Mr Carter sought advice from Mr Andrews to design creek structures. These were built using dead trees with later plantings of common flag reed. Yarramanbah Creek is now a "chain of ponds" with inflow varying according to local rainfall, but constant outflow.

The existing contour banks in higher country were modified in 2009 by blocking them at intervals to form swales that retain and more effectively use water in the upper parts of the landscape. Surface water infiltrates higher in the landscape, thus maintaining the pasture longer in drier times.

By enabling more water to be absorbed into the soil, the pastures are more lush, resulting in the cattle tending to walk less to find the water trough lower down the slope.

Some slashing has been used since 2010 in combination with cell grazing on creek flats to increase soil organic matter and encourage native grass regeneration.

The operation also moved from breeding to trading cattle, which enables stocking to be varied as needed to suit seasonal conditions.

By changing the grazing, Mr Carter has transformed the landscape. He said there was extensive regeneration of kangaroo grass, tall oat grass, lobed blue grass and silky brown top.

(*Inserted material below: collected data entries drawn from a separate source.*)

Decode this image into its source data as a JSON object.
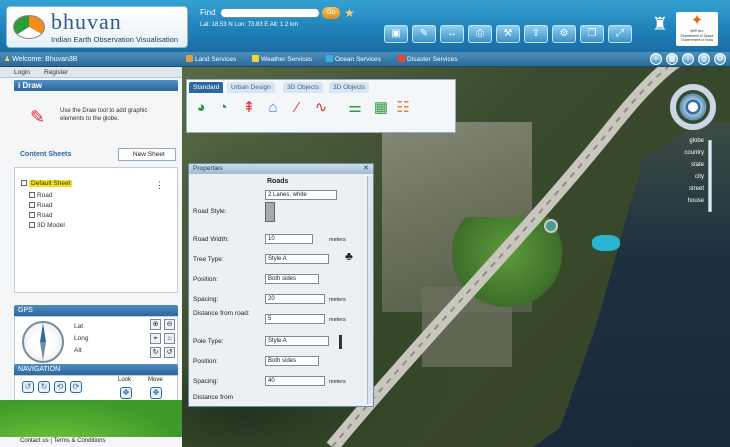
{
  "header": {
    "logo_title": "bhuvan",
    "logo_subtitle": "Indian Earth Observation Visualisation",
    "find_label": "Find",
    "go_label": "Go",
    "coords": "Lat: 18.53 N  Lon: 73.83 E  Alt: 1.2 km",
    "toolbar_icons": [
      "layers-icon",
      "draw-icon",
      "measure-icon",
      "print-icon",
      "tools-icon",
      "share-icon",
      "settings-icon",
      "window-icon"
    ],
    "isro_label": "इसरो isro",
    "isro_sub": "Department of Space Government of India"
  },
  "menubar": {
    "welcome": "Welcome: Bhuvan3B",
    "items": [
      "Land Services",
      "Weather Services",
      "Ocean Services",
      "Disaster Services"
    ]
  },
  "left": {
    "login": "Login",
    "register": "Register",
    "idraw_title": "i Draw",
    "draw_hint": "Use the Draw tool to add graphic elements to the globe.",
    "content_sheets": "Content Sheets",
    "new_sheet": "New Sheet",
    "tree": {
      "root": "Default Sheet",
      "children": [
        "Road",
        "Road",
        "Road",
        "3D Model"
      ]
    },
    "gps_title": "GPS",
    "lat": "Lat",
    "long": "Long",
    "alt": "Alt",
    "navigation_title": "NAVIGATION",
    "look": "Look",
    "move": "Move",
    "footer": "Contact us | Terms & Conditions"
  },
  "drawbar": {
    "tabs": [
      "Standard",
      "Urban Design",
      "3D Objects",
      "3D Objects"
    ]
  },
  "props": {
    "title": "Properties",
    "section": "Roads",
    "road_style_label": "Road Style:",
    "road_style_value": "2 Lanes, white",
    "road_width_label": "Road Width:",
    "road_width_value": "10",
    "tree_type_label": "Tree Type:",
    "tree_type_value": "Style A",
    "position_label": "Position:",
    "position_value": "Both sides",
    "spacing_label": "Spacing:",
    "spacing_value": "20",
    "distance_label": "Distance from road:",
    "distance_value": "5",
    "pole_type_label": "Pole Type:",
    "pole_type_value": "Style A",
    "position2_value": "Both sides",
    "spacing2_value": "40",
    "distance2_label": "Distance from",
    "meters": "meters"
  },
  "nav_levels": [
    "globe",
    "country",
    "state",
    "city",
    "street",
    "house"
  ],
  "colors": {
    "header_blue": "#2380bc",
    "selection_yellow": "#f6e21a",
    "brand_green": "#5fb53a"
  }
}
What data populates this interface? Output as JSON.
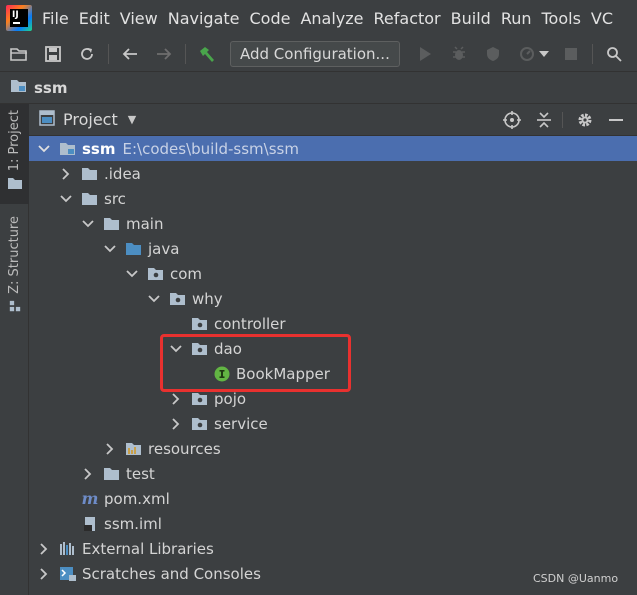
{
  "menu": [
    "File",
    "Edit",
    "View",
    "Navigate",
    "Code",
    "Analyze",
    "Refactor",
    "Build",
    "Run",
    "Tools",
    "VC"
  ],
  "toolbar": {
    "add_configuration": "Add Configuration...",
    "icons": [
      "open-folder-icon",
      "save-icon",
      "sync-icon",
      "back-arrow-icon",
      "forward-arrow-icon",
      "build-hammer-icon",
      "run-icon",
      "debug-icon",
      "coverage-icon",
      "profile-icon",
      "stop-icon",
      "search-everywhere-icon"
    ]
  },
  "navbar": {
    "project": "ssm"
  },
  "side_tabs": {
    "project": "1: Project",
    "structure": "Z: Structure"
  },
  "panel": {
    "title": "Project"
  },
  "tree": [
    {
      "label": "ssm",
      "path": "E:\\codes\\build-ssm\\ssm",
      "icon": "module-folder-icon",
      "expanded": true,
      "selected": true
    },
    {
      "label": ".idea",
      "icon": "folder-icon",
      "expanded": false
    },
    {
      "label": "src",
      "icon": "folder-icon",
      "expanded": true
    },
    {
      "label": "main",
      "icon": "folder-icon",
      "expanded": true
    },
    {
      "label": "java",
      "icon": "source-folder-icon",
      "expanded": true
    },
    {
      "label": "com",
      "icon": "package-icon",
      "expanded": true
    },
    {
      "label": "why",
      "icon": "package-icon",
      "expanded": true
    },
    {
      "label": "controller",
      "icon": "package-icon"
    },
    {
      "label": "dao",
      "icon": "package-icon",
      "expanded": true
    },
    {
      "label": "BookMapper",
      "icon": "interface-icon"
    },
    {
      "label": "pojo",
      "icon": "package-icon",
      "expanded": false
    },
    {
      "label": "service",
      "icon": "package-icon",
      "expanded": false
    },
    {
      "label": "resources",
      "icon": "resources-folder-icon",
      "expanded": false
    },
    {
      "label": "test",
      "icon": "folder-icon",
      "expanded": false
    },
    {
      "label": "pom.xml",
      "icon": "maven-icon"
    },
    {
      "label": "ssm.iml",
      "icon": "iml-file-icon"
    },
    {
      "label": "External Libraries",
      "icon": "libraries-icon",
      "expanded": false
    },
    {
      "label": "Scratches and Consoles",
      "icon": "scratches-icon",
      "expanded": false
    }
  ],
  "watermark": "CSDN @Uanmo",
  "colors": {
    "selection": "#4b6eaf",
    "highlight_box": "#e8312f",
    "background": "#3c3f41"
  }
}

Big investment for even bigger results

Upper Mooki catchment landholders discuss a leaky weir.

Upper Mooki catchment landholders discuss a leaky weir.

AN INNOVATIVE, catchment-wide landscape hydrology project that aims to improve the health of the Upper Mooki catchment, increase farm productivity and help farmers prepare for future droughts has the full support of Parraweena grazier Craig Carter.

Mr Carter, who owns a 445 hectares between Blackville and Parraweena, has been one of the driving forces behind the project, which had a total spend of $660,000 (as reported by The Land earlier this year).

About half is funding from the government and the remainder is in-kind and cash contributions from landholders.

The project is supported by North West Local Land Services through funding from NSW Government's Catchment Action NSW and a contribution from the Australian Government's National Landcare Program.

Thirteen properties in the Willow Tree/Quirindi region are involved in the project and a number of physical changes have been made to the land on them.

These strategies include revegetation and pasture plantings, earthworks to build absorption banks, swales, sill spills and riparian works, construction of stock and riparian corridor fencing, and the establishment of additional watering points and laying of piping.

"This rehydration project focuses on the soil profile to act like a sponge for water storage," Mr Carter said.

"And unlike what I've been doing on my property over a number of years, this project includes the whole of the catchment, so everybody gets some benefit."